Et quand on a l’outrecuidance de développer ce dont une ville, une commune, quartier du 21ème siècle a besoin comme de pain, à savoir un commerce différencié, qui mêle Horeca, vente de produits et projets socio-culturels, ou qui prend des formes telles qu’une coopérative de consommateurs-citoyens-coopérateurs, cela devient vite le casse-tête. On n’entre dans aucune case, aucune catégorie et on est in fine soumis aux exigences additionnées de chacune d’elle. Servir un potage préparé sur place est une péché mortel pour l’AFSCA, vendre quelques boissons quand on est une asbl en est un pour le service des lois sociales et de l’environnement. Le résultat c’est qu’avec la complicité des autorités communales qui en veulent, on « chipote », on dit qu’on ne fait que « réchauffer un met » ! On est juste toléré quand on est dans des modèles mixtes avec le danger de voir un jour cette tolérance se muer en interdiction. Cette insécurité juridique et l’épée de Damocles financière qu’elle fait peser n’aide pas une activité à se déployer.

Il est temps non seulement de rationaliser les outils régionaux comme s’en vante nos ministres régionaux mais aussi de les transformer et les mettre au service de la vraie innovation économique et sociale. Pour cela, il faut sortir des catégories, permettre les financements nouveaux entre autres via crowdfunding ou la mobilisation de l’épargne locale, mobiliser les outils régionaux aussi pour soutenir les formes coopératives. Chaque Bruxellois, de Woluwé à Molenbeek, doit pouvoir démontrer de sa capacité à entreprendre en jouant de sa propre créativité. Il y a à cela quelques conditions : décloisonner (nos esprits et nos territoires), jouer la transdisciplinarité, soutenir la mixité commerciale, rester en alerte, s’inscrire et initier de nouveaux réseaux, utiliser l’énorme potentiel des réseaux sociaux pour les pour les promouvoir. Auditer le potentiel d’innovation des PME ou des commerces, de leurs nouveaux marchés, produits ou clients les aiderait à se mettre à l’abri de l’essoufflement ou de l’assèchement, dans un monde si concurrentiel et mouvant.
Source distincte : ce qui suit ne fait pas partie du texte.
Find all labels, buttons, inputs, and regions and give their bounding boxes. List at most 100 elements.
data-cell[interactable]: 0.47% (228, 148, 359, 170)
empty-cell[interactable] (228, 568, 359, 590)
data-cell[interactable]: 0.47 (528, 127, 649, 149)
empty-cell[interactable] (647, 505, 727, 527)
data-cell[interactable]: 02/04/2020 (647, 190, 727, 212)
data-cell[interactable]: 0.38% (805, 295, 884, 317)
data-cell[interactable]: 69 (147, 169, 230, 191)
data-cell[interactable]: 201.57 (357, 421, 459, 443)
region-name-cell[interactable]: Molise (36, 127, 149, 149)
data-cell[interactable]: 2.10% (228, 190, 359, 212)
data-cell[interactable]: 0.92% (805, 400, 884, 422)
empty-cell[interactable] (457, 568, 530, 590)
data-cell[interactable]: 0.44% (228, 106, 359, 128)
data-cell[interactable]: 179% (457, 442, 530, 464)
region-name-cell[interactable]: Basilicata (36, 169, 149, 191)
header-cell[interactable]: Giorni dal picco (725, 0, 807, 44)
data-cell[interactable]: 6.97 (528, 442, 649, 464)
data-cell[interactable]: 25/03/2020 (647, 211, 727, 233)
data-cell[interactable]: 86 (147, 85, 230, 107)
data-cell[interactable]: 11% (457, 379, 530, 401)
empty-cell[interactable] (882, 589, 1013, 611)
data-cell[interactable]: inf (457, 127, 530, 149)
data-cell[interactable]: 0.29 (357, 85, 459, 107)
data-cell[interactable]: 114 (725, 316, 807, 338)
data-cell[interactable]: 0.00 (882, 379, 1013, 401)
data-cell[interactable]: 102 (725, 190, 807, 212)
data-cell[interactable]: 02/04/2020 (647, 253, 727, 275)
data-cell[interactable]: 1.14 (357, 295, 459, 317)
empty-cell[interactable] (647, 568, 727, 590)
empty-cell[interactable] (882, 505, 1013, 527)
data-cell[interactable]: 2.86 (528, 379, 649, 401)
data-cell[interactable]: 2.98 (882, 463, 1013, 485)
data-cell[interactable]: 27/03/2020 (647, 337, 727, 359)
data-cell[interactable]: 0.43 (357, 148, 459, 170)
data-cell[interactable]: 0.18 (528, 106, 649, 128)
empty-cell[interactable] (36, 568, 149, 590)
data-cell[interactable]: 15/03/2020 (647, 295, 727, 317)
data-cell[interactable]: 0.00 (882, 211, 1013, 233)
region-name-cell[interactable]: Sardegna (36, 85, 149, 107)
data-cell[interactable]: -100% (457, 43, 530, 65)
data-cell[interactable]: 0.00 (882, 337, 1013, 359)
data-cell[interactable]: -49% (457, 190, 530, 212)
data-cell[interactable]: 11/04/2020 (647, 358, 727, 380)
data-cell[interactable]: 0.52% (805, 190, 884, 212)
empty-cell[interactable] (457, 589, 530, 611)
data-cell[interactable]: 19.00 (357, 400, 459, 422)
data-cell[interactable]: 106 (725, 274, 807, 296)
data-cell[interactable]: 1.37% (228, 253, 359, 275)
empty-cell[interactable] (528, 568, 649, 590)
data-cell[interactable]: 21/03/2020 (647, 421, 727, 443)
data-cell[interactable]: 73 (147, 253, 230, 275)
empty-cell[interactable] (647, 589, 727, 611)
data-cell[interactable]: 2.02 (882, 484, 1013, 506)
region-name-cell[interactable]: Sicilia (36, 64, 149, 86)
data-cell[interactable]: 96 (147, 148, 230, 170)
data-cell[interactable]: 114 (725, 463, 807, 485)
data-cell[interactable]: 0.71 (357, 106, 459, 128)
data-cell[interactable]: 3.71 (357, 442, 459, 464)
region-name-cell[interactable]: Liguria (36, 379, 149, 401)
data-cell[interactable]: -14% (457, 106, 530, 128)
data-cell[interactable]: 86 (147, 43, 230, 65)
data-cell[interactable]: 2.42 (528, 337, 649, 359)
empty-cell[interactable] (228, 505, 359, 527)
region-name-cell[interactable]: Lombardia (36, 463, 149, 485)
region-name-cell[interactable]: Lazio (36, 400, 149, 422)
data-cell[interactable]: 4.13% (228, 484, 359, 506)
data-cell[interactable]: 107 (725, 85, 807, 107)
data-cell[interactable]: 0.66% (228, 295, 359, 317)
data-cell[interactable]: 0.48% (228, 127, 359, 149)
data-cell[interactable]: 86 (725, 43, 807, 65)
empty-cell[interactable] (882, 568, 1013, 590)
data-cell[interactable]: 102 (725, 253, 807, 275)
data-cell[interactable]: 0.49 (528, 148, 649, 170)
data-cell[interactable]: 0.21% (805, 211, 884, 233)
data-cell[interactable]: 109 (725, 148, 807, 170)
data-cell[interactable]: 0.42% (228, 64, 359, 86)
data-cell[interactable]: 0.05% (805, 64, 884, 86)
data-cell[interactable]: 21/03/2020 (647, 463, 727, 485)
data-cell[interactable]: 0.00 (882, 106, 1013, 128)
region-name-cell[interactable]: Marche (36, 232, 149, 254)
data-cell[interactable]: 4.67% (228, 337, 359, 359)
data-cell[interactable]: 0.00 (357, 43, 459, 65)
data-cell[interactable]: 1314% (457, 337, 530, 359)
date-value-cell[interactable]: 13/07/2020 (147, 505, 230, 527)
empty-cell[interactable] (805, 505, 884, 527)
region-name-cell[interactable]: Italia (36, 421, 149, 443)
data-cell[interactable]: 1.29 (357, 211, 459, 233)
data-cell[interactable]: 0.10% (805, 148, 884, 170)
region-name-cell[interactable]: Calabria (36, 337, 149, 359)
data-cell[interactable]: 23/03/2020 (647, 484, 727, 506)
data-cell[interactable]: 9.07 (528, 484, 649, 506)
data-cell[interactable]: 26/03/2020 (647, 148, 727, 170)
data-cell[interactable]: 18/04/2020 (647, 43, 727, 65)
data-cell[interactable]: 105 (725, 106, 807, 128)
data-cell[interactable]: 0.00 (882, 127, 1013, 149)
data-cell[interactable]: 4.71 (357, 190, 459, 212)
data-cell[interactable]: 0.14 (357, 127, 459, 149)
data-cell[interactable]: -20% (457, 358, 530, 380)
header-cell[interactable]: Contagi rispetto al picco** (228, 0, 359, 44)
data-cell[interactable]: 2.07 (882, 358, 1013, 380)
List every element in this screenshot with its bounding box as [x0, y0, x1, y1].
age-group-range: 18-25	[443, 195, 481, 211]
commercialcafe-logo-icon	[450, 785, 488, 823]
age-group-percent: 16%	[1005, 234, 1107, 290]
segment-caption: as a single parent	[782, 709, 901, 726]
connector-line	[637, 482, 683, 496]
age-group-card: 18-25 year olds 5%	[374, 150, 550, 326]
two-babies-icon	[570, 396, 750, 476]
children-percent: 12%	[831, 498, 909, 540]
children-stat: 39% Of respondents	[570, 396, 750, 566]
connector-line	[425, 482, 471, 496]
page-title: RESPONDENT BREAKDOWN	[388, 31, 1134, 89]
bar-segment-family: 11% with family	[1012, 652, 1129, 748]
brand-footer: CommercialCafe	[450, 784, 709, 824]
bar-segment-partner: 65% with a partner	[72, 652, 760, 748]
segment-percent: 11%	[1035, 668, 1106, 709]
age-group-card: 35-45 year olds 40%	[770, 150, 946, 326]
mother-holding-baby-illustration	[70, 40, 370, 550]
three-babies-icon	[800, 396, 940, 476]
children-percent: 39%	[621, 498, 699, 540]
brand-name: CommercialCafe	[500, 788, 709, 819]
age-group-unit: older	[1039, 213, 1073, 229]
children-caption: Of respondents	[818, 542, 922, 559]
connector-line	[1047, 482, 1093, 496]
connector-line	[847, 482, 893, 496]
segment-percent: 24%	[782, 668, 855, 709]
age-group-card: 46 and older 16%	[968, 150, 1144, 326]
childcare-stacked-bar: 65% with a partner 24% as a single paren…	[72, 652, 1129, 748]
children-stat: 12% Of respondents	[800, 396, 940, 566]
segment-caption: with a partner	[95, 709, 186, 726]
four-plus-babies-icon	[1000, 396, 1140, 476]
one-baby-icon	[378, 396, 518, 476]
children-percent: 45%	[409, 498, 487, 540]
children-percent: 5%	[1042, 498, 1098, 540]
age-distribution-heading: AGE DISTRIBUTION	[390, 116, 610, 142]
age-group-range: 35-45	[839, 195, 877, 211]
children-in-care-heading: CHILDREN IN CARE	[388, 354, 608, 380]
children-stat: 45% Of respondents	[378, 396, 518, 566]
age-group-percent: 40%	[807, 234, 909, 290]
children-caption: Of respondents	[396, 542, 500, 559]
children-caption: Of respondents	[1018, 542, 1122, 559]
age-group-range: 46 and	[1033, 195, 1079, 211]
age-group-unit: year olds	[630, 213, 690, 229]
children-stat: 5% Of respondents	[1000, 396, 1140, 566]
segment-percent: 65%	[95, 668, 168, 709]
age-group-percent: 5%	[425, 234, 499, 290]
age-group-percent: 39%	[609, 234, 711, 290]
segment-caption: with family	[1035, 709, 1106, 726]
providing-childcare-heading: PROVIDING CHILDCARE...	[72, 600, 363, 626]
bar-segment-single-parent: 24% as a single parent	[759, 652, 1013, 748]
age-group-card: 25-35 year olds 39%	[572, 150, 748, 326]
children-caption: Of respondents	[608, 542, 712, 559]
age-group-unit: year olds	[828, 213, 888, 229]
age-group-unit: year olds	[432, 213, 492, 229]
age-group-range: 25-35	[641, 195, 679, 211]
Car si soutenir le démarrage d’une activité est nécessaire, il l’est tout autant de l’aider à croître.

Il faudra aussi intégrer la question de la santé et de l’isolement des commerçants et singulièrement de ceux qui gèrent seul leur commerce. Comment imaginer sinon que ces femmes et ces hommes qui consacrent chaque seconde de leur journée à leur métier le délaissent « pour perdre leur temps ». Une fois encore, les réseaux sociaux pourraient être utiles. Ils ont l’intérêt de la flexibilité, de l’accès direct de l’information, de la mise en réseaux et donc du partage et de la mutualisation d’expériences.

Les communes ne sont pas en reste : pourquoi ne pas transformer les échevinats du commerce en compétence économique et transversale, renouveler le concept d’association de commerçants, composées le plus souvent d’hommes, bien installés dans leur commerce, dont les plus ringards se limitent à la braderie annuelle et les plus dynamiques s’essoufflent après les heures d’ouverture à faire le lien entre tous dans un quartier donné.

Last but not least, c’est aussi la fluidification des parcours individuels qu’il faut soutenir en repensant complètement les statuts sociaux encore si cloisonnés. Allons résolument vers le statut de « flexi-entrepreneur », en quelque sorte « Indépendant-Salarié-Bénévole-Coopérateur », et les taux d’imposition qui vont avec. Ceux qui osent, quel que soit le secteur, des projets mixtes, originaux ou coopératifs n’attendent aucunement la dérégulation, mais un assouplissement raisonnable et adapté de certaines règles, qui certes protègent le consommateur ou le client mais leur permettent aussi de travailler.

Changeons de fonds de commerce et transformons ce parcours du commerçant en parcours santé dont la définition est une promenade sportive rythmée par un ensemble d’activités, généralement dans un cadre naturel ou un parc urbain).